Michael Ioane

Article II

Correcting Weak Business Structures

Fixing a business structure identified as weak requires a methodical approach that addresses the specific category of weakness, evaluates the available correction options given the current circumstances, and implements the correction in a way that strengthens the structure’s legal position rather than creating new vulnerabilities. The correction process is fundamentally different depending on whether the weakness is governance-based, financial, documentary, or timing-related, and a generic restructuring approach that does not address the specific category of weakness is unlikely to be effective.

Michael Ioane approaches structural correction as a diagnostic and remedial process, identifying the specific weakness, determining the appropriate correction given the constraints and current circumstances, and implementing the correction with the documentation and consistency required to demonstrate that the structure is now being operated correctly going forward.

Correcting Governance Weaknesses

Governance weaknesses are corrected by establishing, going forward, the documented governance practices that should have been maintained from the beginning. This means updating governing documents to accurately reflect current ownership, management, and business purpose; establishing a regular schedule for documenting significant decisions through written resolutions or meeting minutes; and ensuring that the designated authority holders are actually exercising the authority assigned in the governing documents.

A restructuring strategy for governance correction cannot retroactively create the governance records that should have existed in prior years; however, it can establish a clean, consistent governance practice going forward that demonstrates the entity is now being operated correctly. While historical governance gaps cannot be erased, a demonstrated pattern of correction and consistent subsequent governance can mitigate, though not eliminate, the evidentiary impact of the historical gaps if the structure is later challenged.

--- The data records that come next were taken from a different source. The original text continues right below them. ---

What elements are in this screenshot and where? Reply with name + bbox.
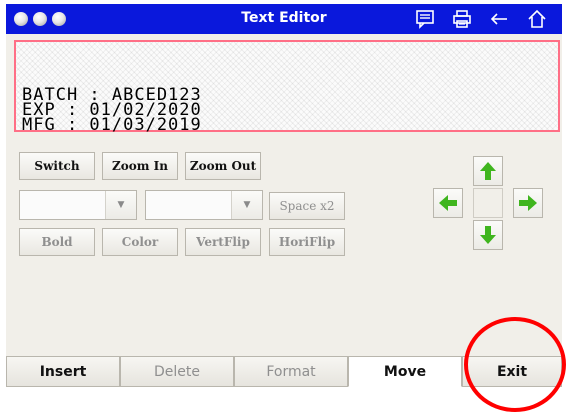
chevron-down-icon[interactable]: ▼ <box>231 191 262 219</box>
back-arrow-icon[interactable] <box>489 9 509 29</box>
arrow-down-icon <box>480 226 496 244</box>
space-x2-button[interactable]: Space x2 <box>269 192 345 220</box>
preview-line-mfg: MFG : 01/03/2019 <box>22 115 202 135</box>
tab-format[interactable]: Format <box>234 356 348 387</box>
move-pad-center <box>473 188 503 218</box>
label-preview-canvas[interactable]: BATCH : ABCED123 EXP : 01/02/2020 MFG : … <box>14 40 560 135</box>
window-title: Text Editor <box>241 10 327 26</box>
bold-button[interactable]: Bold <box>19 228 95 256</box>
arrow-left-icon <box>439 195 457 211</box>
tab-insert[interactable]: Insert <box>6 356 120 387</box>
move-up-button[interactable] <box>473 156 503 186</box>
arrow-right-icon <box>519 195 537 211</box>
vert-flip-button[interactable]: VertFlip <box>185 228 261 256</box>
zoom-in-button[interactable]: Zoom In <box>102 152 178 180</box>
move-left-button[interactable] <box>433 188 463 218</box>
arrow-up-icon <box>480 162 496 180</box>
title-bar: Text Editor <box>6 4 562 34</box>
hori-flip-button[interactable]: HoriFlip <box>269 228 345 256</box>
exit-highlight-circle <box>464 317 566 412</box>
message-icon[interactable] <box>415 9 435 29</box>
tab-delete[interactable]: Delete <box>120 356 234 387</box>
tab-move[interactable]: Move <box>348 356 462 387</box>
home-icon[interactable] <box>527 9 547 29</box>
size-select[interactable]: ▼ <box>145 190 263 220</box>
zoom-out-button[interactable]: Zoom Out <box>185 152 261 180</box>
color-button[interactable]: Color <box>102 228 178 256</box>
move-down-button[interactable] <box>473 220 503 250</box>
chevron-down-icon[interactable]: ▼ <box>105 191 136 219</box>
printer-icon[interactable] <box>452 9 472 29</box>
font-select[interactable]: ▼ <box>19 190 137 220</box>
move-right-button[interactable] <box>513 188 543 218</box>
switch-button[interactable]: Switch <box>19 152 95 180</box>
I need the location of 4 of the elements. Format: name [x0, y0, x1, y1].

Correcting Financial Weaknesses

Financial weaknesses are corrected by establishing genuine financial separation going forward: dedicated bank accounts for each entity used exclusively for that entity’s financial activity, a halt to any commingling practices that have been occurring, and correct documentation of all intercompany transfers as the specific category of transaction they represent, whether loan, distribution, or payment for services.

Asset protection fix efforts to address financial weaknesses should also address capitalization gaps, ensuring that each entity holds resources proportionate to the activities it conducts and the obligations it may incur. Where an entity has been undercapitalized, appropriately documented additional capital contributions can address the going-forward capitalization concern, though they cannot retroactively address claims that may have already arisen during the period of undercapitalization.

Correcting Documentary Weaknesses

Documentary weaknesses are corrected by systematically updating all governing documents to accurately reflect each entity’s current ownership, management, asset composition, and operational realities. This includes amending operating agreements and bylaws, executing any missing intercompany agreements, and reviewing trust documents against actual trust administration to identify and address any inconsistencies.

The correction of documentary weaknesses should be approached comprehensively rather than addressing only the most obviously outdated documents. A thorough review often reveals multiple smaller documentary gaps throughout the structure, and addressing them comprehensively in a single coordinated update process is more efficient and yields a more coherent result than addressing them piecemeal as they are identified.

Correcting Timing Weaknesses

Timing weaknesses present the most constrained options for correction because the legal significance of timing is fixed by historical facts and cannot be altered retroactively. Where a timing weakness is identified, the available corrections are generally limited to ensuring that any future transfers are appropriately timed and documented, and to consulting with legal counsel regarding the specific exposure created by the historical timing weakness and the defensive strategies that may be available if the transfer is challenged.

Michael Ioane addresses timing weaknesses by emphasizing that the most important corrective action is preventing future timing weaknesses through disciplined adherence to the principle that significant structural implementations should occur well in advance of any identifiable creditor relationship. Where a historical timing weakness cannot be corrected, the focus shifts to building the strongest possible defense for that specific transfer, including documentation of any legitimate business purpose and evidence of fair value exchanged.

Correcting a weak structure is not always a matter of starting over. It is often a matter of identifying the specific gap, understanding what correction is available given the current circumstances, and implementing that correction with the same discipline that should have been applied from the beginning.

The information in this article reflects general structural principles and practical observations from consulting experience and is provided for educational purposes only. It should not be interpreted as individualized legal or tax advice.